Mother didn’t know of his mental struggles. She was thinking more about her feet. She looked up with mild astonishment when, as they left the town by the highroad southward, Father burst out, “I’ll play if I want to, but I can’t stand the gawping gumps here.”
“Why, Father!” she said, trustingly.
The noontime sun came out. To conceal from his stomach the fact that it was hungry, Father grew boyishly enthusiastic about going Southward. “Gee!” he burbled, “we’ll hit down toward Florida—palms and alligators and—and everything—Land of Flowers! What’s this hotel?—the Royal Points de Anna? Play the mouth-organ there. Make a hit. Then we’ll strike New Orleans and jump to San Francisco.... Gee! it’s a long way between houses along here!”

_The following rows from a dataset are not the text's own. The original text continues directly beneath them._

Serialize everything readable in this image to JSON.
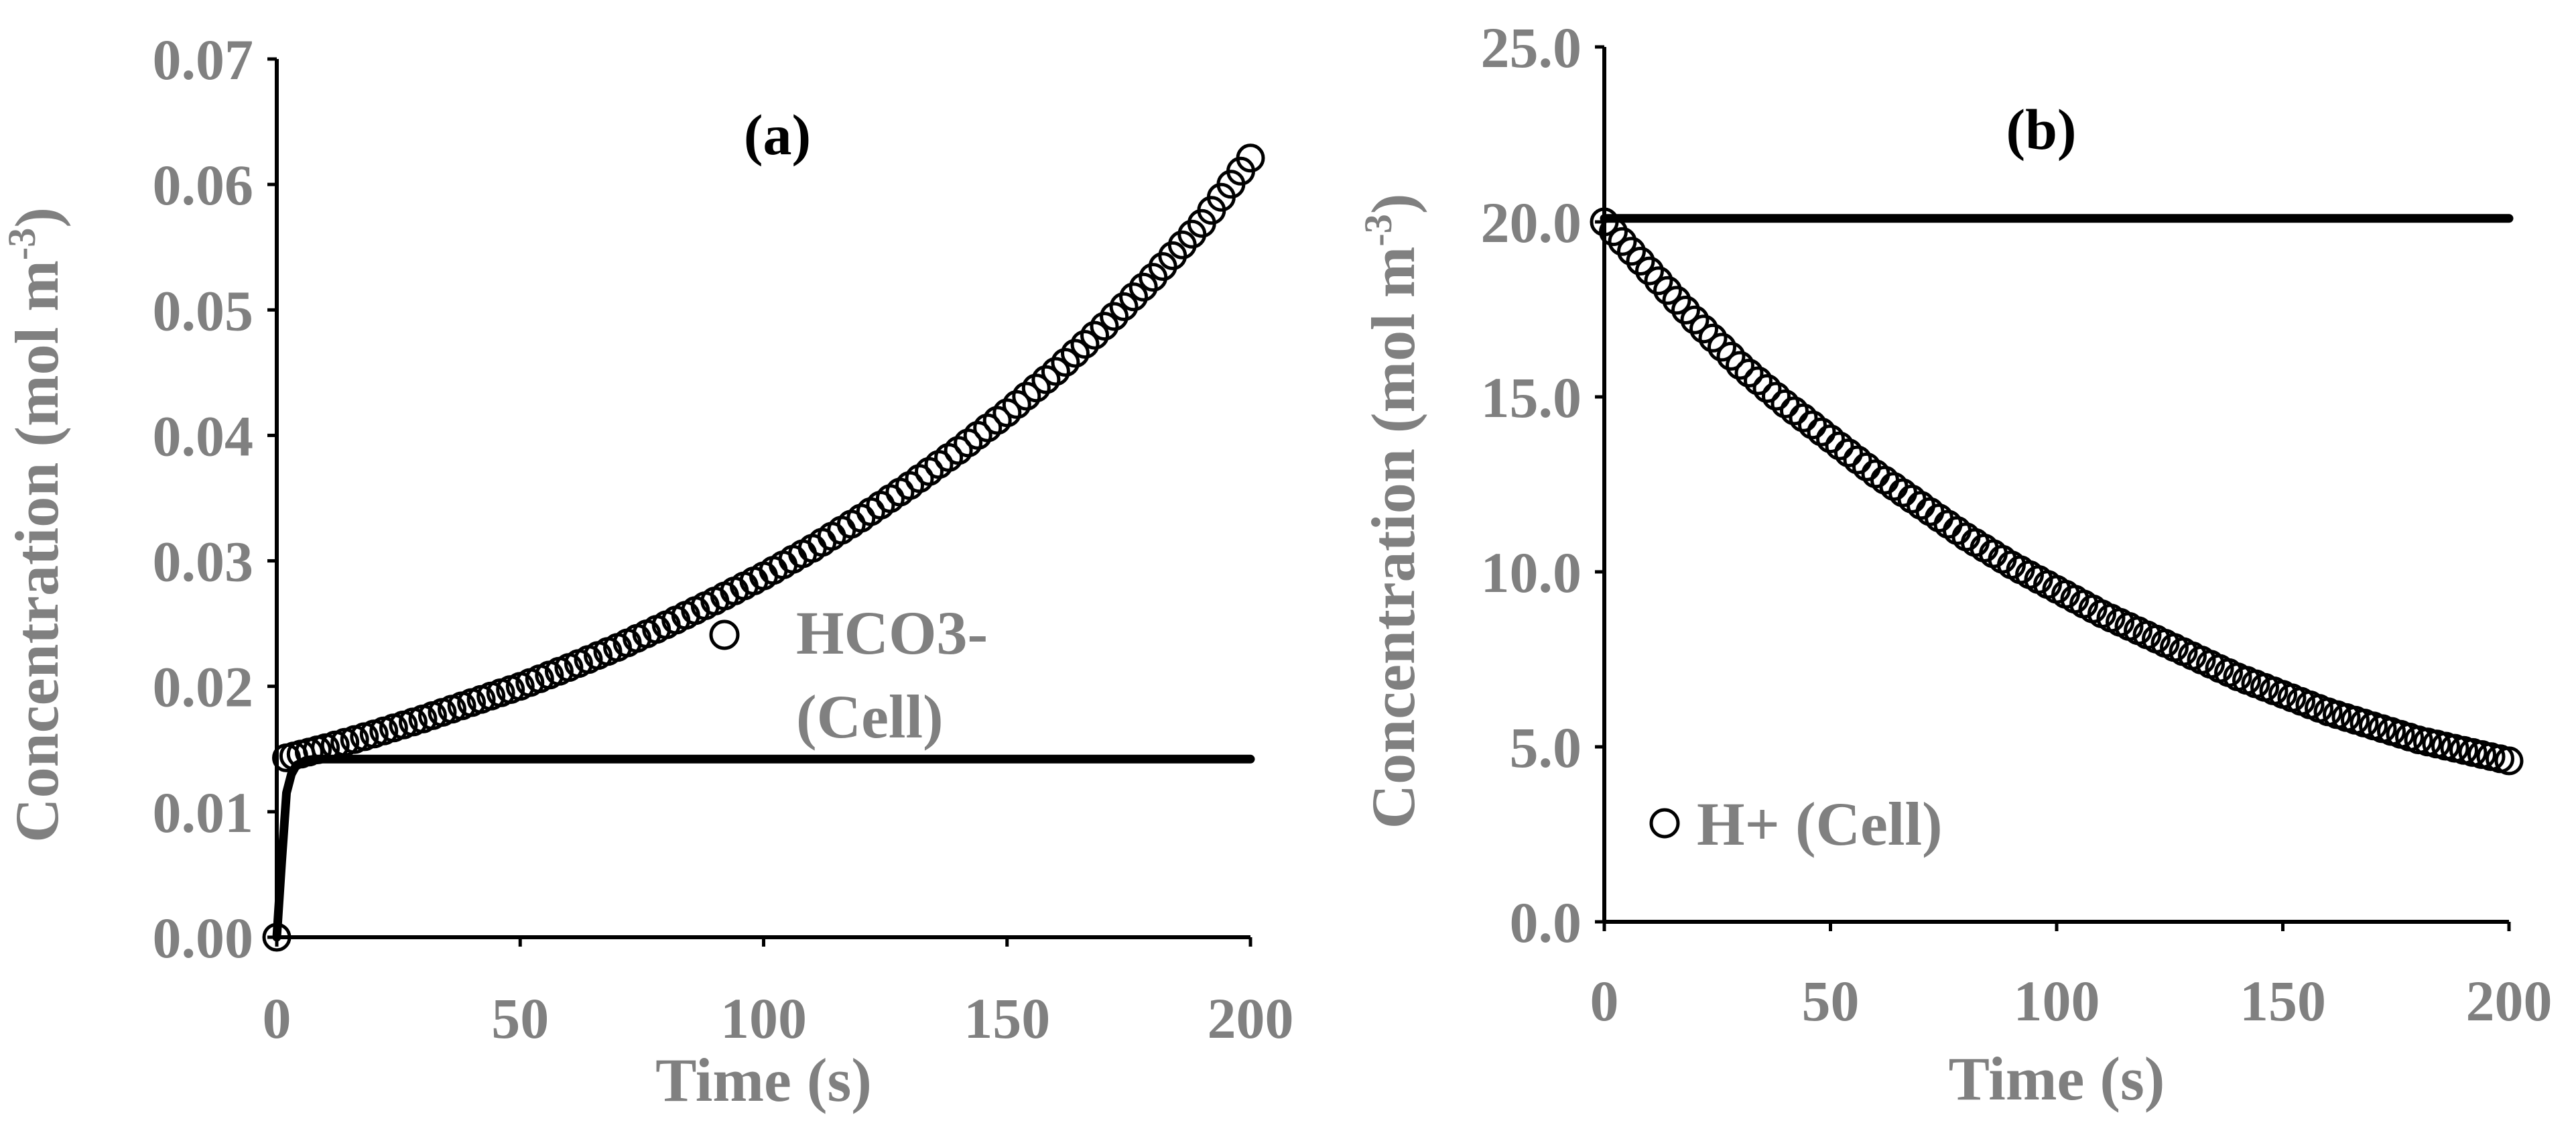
{
  "chart_data": [
    {
      "id": "a",
      "type": "scatter",
      "panel_label": "(a)",
      "xlabel": "Time (s)",
      "ylabel": "Concentration (mol m",
      "ylabel_sup": "-3",
      "ylabel_close": ")",
      "xlim": [
        0,
        200
      ],
      "ylim": [
        0,
        0.07
      ],
      "xticks": [
        0,
        50,
        100,
        150,
        200
      ],
      "yticks": [
        0.0,
        0.01,
        0.02,
        0.03,
        0.04,
        0.05,
        0.06,
        0.07
      ],
      "ytick_decimals": 2,
      "grid": false,
      "legend": {
        "position": "center",
        "lines": [
          "HCO3-",
          "(Cell)"
        ],
        "marker": "open-circle"
      },
      "series": [
        {
          "name": "HCO3- (Cell)",
          "kind": "markers",
          "x": [
            0,
            2,
            5,
            10,
            20,
            30,
            40,
            50,
            60,
            70,
            80,
            90,
            100,
            110,
            120,
            130,
            140,
            150,
            160,
            170,
            180,
            190,
            200
          ],
          "y": [
            0.0,
            0.0143,
            0.0146,
            0.0151,
            0.0162,
            0.0174,
            0.0187,
            0.02,
            0.0215,
            0.0231,
            0.0249,
            0.0268,
            0.0288,
            0.031,
            0.0334,
            0.036,
            0.0388,
            0.0418,
            0.0451,
            0.0487,
            0.0526,
            0.0569,
            0.0621
          ]
        },
        {
          "name": "HCO3- model",
          "kind": "line",
          "x": [
            0,
            1,
            2,
            3,
            4,
            6,
            8,
            10,
            200
          ],
          "y": [
            0.0,
            0.006,
            0.0115,
            0.013,
            0.0137,
            0.0141,
            0.0142,
            0.0142,
            0.0142
          ]
        }
      ]
    },
    {
      "id": "b",
      "type": "scatter",
      "panel_label": "(b)",
      "xlabel": "Time (s)",
      "ylabel": "Concentration (mol m",
      "ylabel_sup": "-3",
      "ylabel_close": ")",
      "xlim": [
        0,
        200
      ],
      "ylim": [
        0,
        25
      ],
      "xticks": [
        0,
        50,
        100,
        150,
        200
      ],
      "yticks": [
        0.0,
        5.0,
        10.0,
        15.0,
        20.0,
        25.0
      ],
      "ytick_decimals": 1,
      "grid": false,
      "legend": {
        "position": "bottom-left",
        "lines": [
          "H+ (Cell)"
        ],
        "marker": "open-circle"
      },
      "series": [
        {
          "name": "H+ (Cell)",
          "kind": "markers",
          "x": [
            0,
            10,
            20,
            30,
            40,
            50,
            60,
            70,
            80,
            90,
            100,
            110,
            120,
            130,
            140,
            150,
            160,
            170,
            180,
            190,
            200
          ],
          "y": [
            20.0,
            18.6,
            17.2,
            15.9,
            14.8,
            13.8,
            12.8,
            11.9,
            11.0,
            10.2,
            9.5,
            8.8,
            8.2,
            7.6,
            7.0,
            6.5,
            6.0,
            5.6,
            5.2,
            4.9,
            4.6
          ]
        },
        {
          "name": "H+ model",
          "kind": "line",
          "x": [
            0,
            200
          ],
          "y": [
            20.1,
            20.1
          ]
        }
      ]
    }
  ]
}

They approached a farm-yard. Father was tremendously urging himself to play the mouth-organ there, to skip and be nimble, and gain a minstrel’s meed. Meaning lunch.
Frowning with intentness, he stopped before the house. Mother meekly halted beside him. She had not lost quite all of the training in self-dependence she had got from a business life, these last weeks, but she looked to him for leadership in the new existence.
Father swung his shapeless pack from his shoulders, set it down on the ground, reluctantly drew his mouth-organ from its case. He became aware that a large, astonished woman was staring from the kitchen window. He stared back. The mouth-organ was left suspended in air. Hastily he stuck it in his pocket and, as though hypnotized, moved toward the kitchen door. He had to give the woman some explanation for encamping in her yard.... Why! She might have thought that he had intended to make a fool of himself by playing the mouth-organ there!